Isolation: each agent gets only its folder

A deployed agent's context is exactly: its own system prompt, its own (and shared/) skills, its own (and shared/) MCP servers, and its inlined knowledge. Nothing else.

This is the isolation contract the local Agent SDK has to work for — there, the CLI walks up the directory tree and leaks the repo-root CLAUDE.md, repo-root skills, and user-level MCP servers into every agent unless you pass an explicit skills allowlist and strictMcpConfig: true (see the embedded-agents playbook §3/§3.5). In the managed cloud there is no directory to walk: the agent only ever receives what agentlift uploads, and agentlift scopes uploads to the agent folder. So you get isolation by construction — the repo's CLAUDE.md, a sibling agent's skills, and your machine's MCP servers can't leak in. Pinned by tests/test_isolation.py.


Permissions: the deployable "hook"

Claude Code hooks are local scripts (PreToolUse/PostToolUse) — they can't run in a cloud sandbox with no local process. But their main job, gating a tool behind approval, deploys as a per-tool permission policy.

Append :ask to any built-in tool or specific MCP tool to require caller approval before each call (:allow is the default):

# agent.md
tools: [read, glob, grep, bash:ask]      # bash pauses for approval
// mcp.json
{ "mcpServers": { "github": {
    "type": "url", "url": "https://…/mcp",
    "allowedTools": ["search_issues", "create_issue:ask"]   // writes gated
} } }

At runtime an :ask tool call pauses the session (requires_action); your app approves or rejects it via a session event.
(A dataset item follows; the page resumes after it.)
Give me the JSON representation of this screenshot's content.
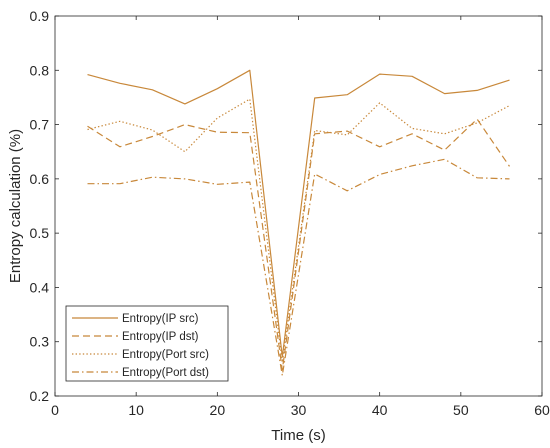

That covers the PreToolUse "ask" hook.

What does not map: arbitrary hook code (custom block logic, PostToolUse metadata capture). For those:

  • Replace "block path X" guardrails by simply not enabling the tool, or by gating it with :ask and rejecting in your app.
  • Do PostToolUse capture in your app — it already sees every tool_use event on the session stream.